To train its models, Metaphysic scours the Earth for source data – in an entirely ethical manner, of course. For deceased actors and artists, this means getting the green light from their estates, as well as film studios’ permission to use existing footage. “It is unforgiving,” states Ulbrich. “There’s no margin for error. It’s a great responsibility to bring someone like that back, and we take it very seriously. It’s with the blessings of estates every step of the way.” For vocal performances, Metaphysic also uses GenAI to ‘recreate their actual voices, as opposed to using impersonators’.
In an instant
Here has been Metaphysic’s big project from the start. “A bunch of old guys – and I’ll include myself in that category – are harnessing the most advanced, cutting-edge technology in the world to make a traditional live-action movie. It’s just actors talking, it’s a drama. It’s not superheroes throwing buildings at each other,” Ulbrich says half-jokingly.
“Zemeckis had the idea of using this technology. He thought this could get the movie made because doing it with CGI instead would cost tens of millions of dollars. It’s throughout the entire movie, and would have been like composing music by one note a day, multiplied by four characters. It would have been a very long, expensive, tedious process just for people talking on camera,” he explains, having been an early proponent of CGI in the nineties. The team behind Here initially contacted both VFX studios and AI companies, testing the available technology for whether it could support Zemeckis’ vision.
“At the end of the day, only one test – Metaphysic’s – was successful,” states Ulbrich, who was working elsewhere at the time. “I see the test; it’s Tom Hanks delivering a line from the movie. Then they show the same footage again, and he’s 20 years old, delivering the same line. Then they tell me they’re doing it live, in real time. I’m like ‘wait, what?’”

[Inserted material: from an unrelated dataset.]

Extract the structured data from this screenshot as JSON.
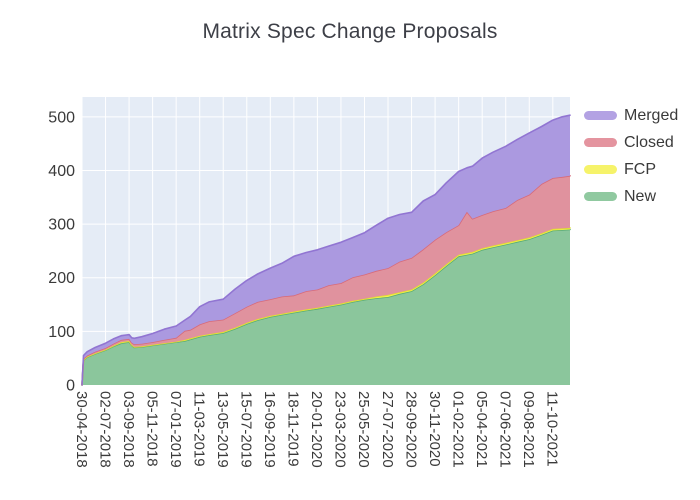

This instantaneous element has serious implications, creating avenues for live performances and productions on top of traditional, pre-recorded ones. Of course, the Elvis AGT moment had already happened, proving that live GenAI was possible in entertainment, but Here was the first time Ulbrich had witnessed it with his own eyes. “It blew my mind,” he admits. “I could take the best CG team and the best company on Earth – hundreds of people with limitless sums of money – and we couldn’t deliver the same thing. It’s a completely unique technology for production.”
A model with a good memory
Besides saving time, live GenAI also boasts another benefit: “It’s always photoreal,” claims Ulbrich. Trained on ‘trillions of pixels’, the AI model ‘starts on the other side of the uncanny valley’ as opposed to CGI. “Things that are hard to do in CGI, like eyes, mouths, lip sync and emotionality, are easy for us. It’s all built on photography.